Spontan Risma menoleh dan melihat apa yang terjadi dengan Elena. Ekspresi Risma tak dapat digambarkan. Wajahnya mendadak pucat pasi. Dengan mata terbelalak dan tanpa bicara sedikit pun ia lari tunggang langgang meninggalkan Elena sendirian.

“Ris......Pliiissss jangan tinggalkan aku.” Tangisnya pecah dengan tubuh gemetar. Ia tak menyangka sahabatnya itu akan meninggalkannya sendirian.

“Lepaskan.” Elena meronta-ronta. Tapi cengkeraman tangan itu sangat kuat. Hingga baju di bahunya robek karna kuku yang tumbuh panjang berwarna hitam dari tangan yang mencengkeramnya.

Betapa ia sangat shock. Melihat makhluk apa yang menahannya itu. Seorang pria. Ah tidak, mungkin dia hantu atau apa. Wajahnya pucat seperti mayat. Bola matanya merah semerah darah.

“S..si..Siapa k..Kamu??”

Bukannya jawaban yang ia terima. Lelaki itu justru menyeringai dan menunjukkan gigi taringnya yang mencuat keluar.

Vampir ???

Elena menggeleng tak percaya. Ia semakin meronta. Tapi apa daya kekuatan manusia di depan vampir kelaparan seperti itu. Sekuat apa pun ia mencoba tidak akan berpengaruh sama sekali.

Vampir itu mendorongnya hingga terjatuh. Kemudian menindihnya hingga ia tak bisa bergerak sedikit pun.

“Kumohon... biarkan saya pergi. Darah saya pahit..” Ucapnya memelas.

Vampir itu tertawa, menertawakan keluguan Elena.

“Apa? Darahmu sangat istimewa. Siapa pun pasti ingin menikmatinya. Jadi jangan banyak bicara. Hahaha.”

Elena menangis sejadi-jadinya. Ia menangisi nasibnya yang malang. Masa depannya berakhir hanya sampai di sini. Saat vampir itu menjilati lehernya ia memejamkan matanya. Pasrah.

Kraakk..

Terdengar suara ranting patah dan rintihan menahan sakit. Elena membuka matanya. Dilihatnya seseorang melawan vampir yang menyerangnya. Beruntung vampir itu akhirnya mati mengenaskan tergantung di sebuah dahan yang menembus jantungnya.

“Kau tidak apa-apa?” Suara itu begitu hangat.
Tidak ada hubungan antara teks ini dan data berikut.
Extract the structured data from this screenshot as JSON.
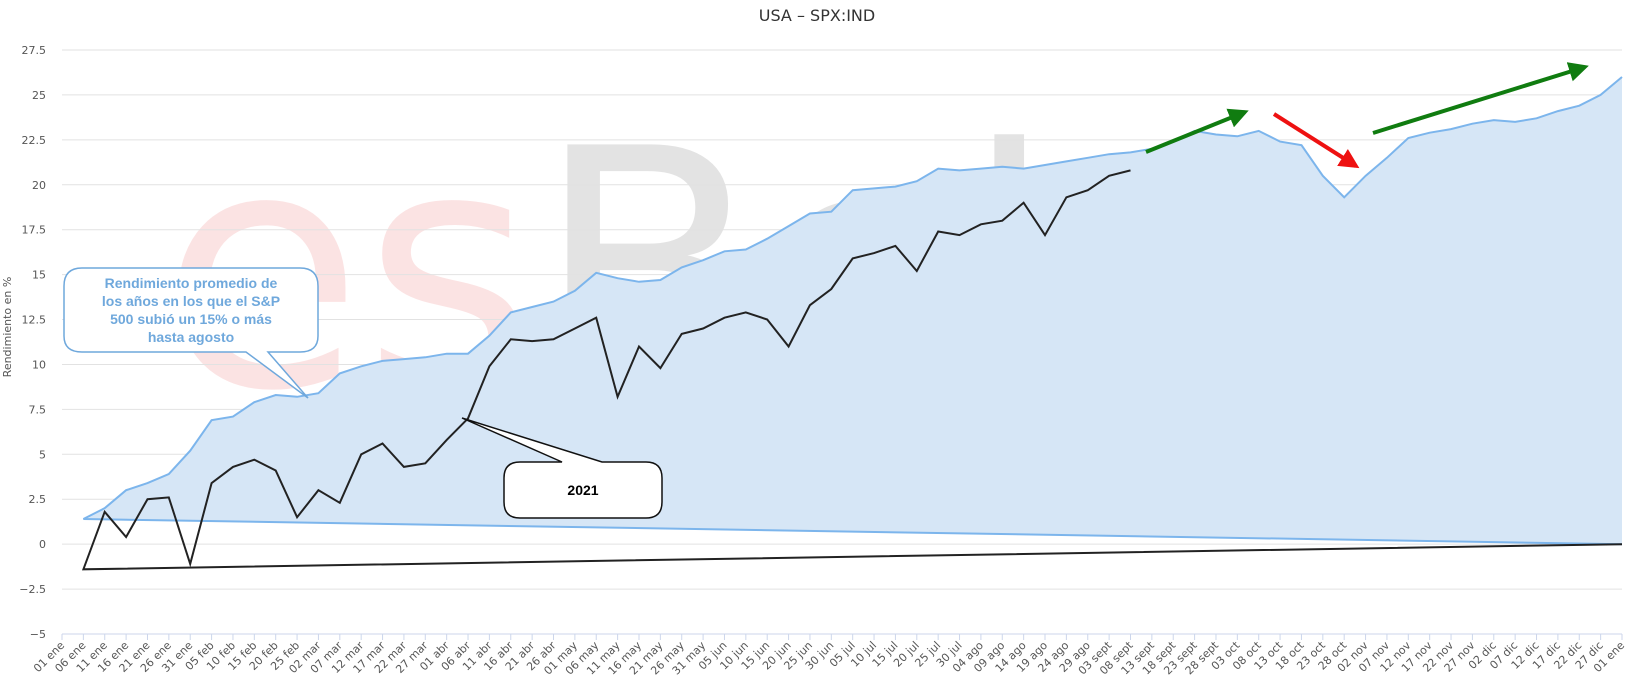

Elena merasa mengenalnya. Namun ia ragu. Rasanya tidak mungkin orang itu adalah Druf. Elena langsung meraih tangan pemuda yang terulur padanya tanpa ragu. Ia berhambur memeluknya.

Tangisnya kembali pecah untuk ke sekian kali.

“Aku takut.” Rengeknya. Tangan dan tubuhnya masih bergetar.

Cowok itu memeluknya, membelai rambutnya kemudian mengecup pucuk kepalanya. Elena merasa hangat dan tenang.

“Tidak apa-apa sayang. Semua baik-baik saja. Aku akan slalu menjagamu.”

Sayang????

Elena mendongak. Menyadari dirinya berada dalam pelukan cowok asing. Ia mendorong tubuh itu agar melepas pelukannya namun gagal.

Cowok itu semakin mengeratkan pelukannya. Wajahnya sama sekali tidak terlihat karena saat itu bulan sedang ditutupi awan.

“Berhentilah menangis. Aku di sini.” Bisiknya.

Jari jempolnya mengusap air mata Elena begitu lembut. Saat itulah Elena menyadari jari jempol malaikat penyelamatnya terluka.

Sebab hidung Elena samar-samar mencium amis darah.

“Kau terluka.” Ucapnya. Tanpa menunggu, diraihnya jempol yang terluka itu kemudian menghisapnya. Maksud hati ia menghisap darahnya untuk dibuang tapi karena buru-buru ia tersedak dan darah yang menggenang di mulutnya tertelan.

Ia merasa mual karena rasa darah di tenggorokannya. Tapi karena gengsi Elena pura-pura membuang darah dimulutnya ke tanah.

Ia merobek kain dibahunya yang sudah hampir lepas, kemudian mengikatnya di jempol cowok itu.

Elena tak menyadari, tingkahnya membuat cowok di hadapannya tertegun.

“Apa masih sakit???” Tanyanya, karena menyadari cowok di hadapannya mematung.

Tanpa diduga kedua tangan cowok itu meraih pinggangnya. Menariknya ke dalam pelukannya. Kemudian ia menunduk mendekati wajah Elena. Nafasnya yang segar begitu terasa saat kedua nafas mereka bertemu..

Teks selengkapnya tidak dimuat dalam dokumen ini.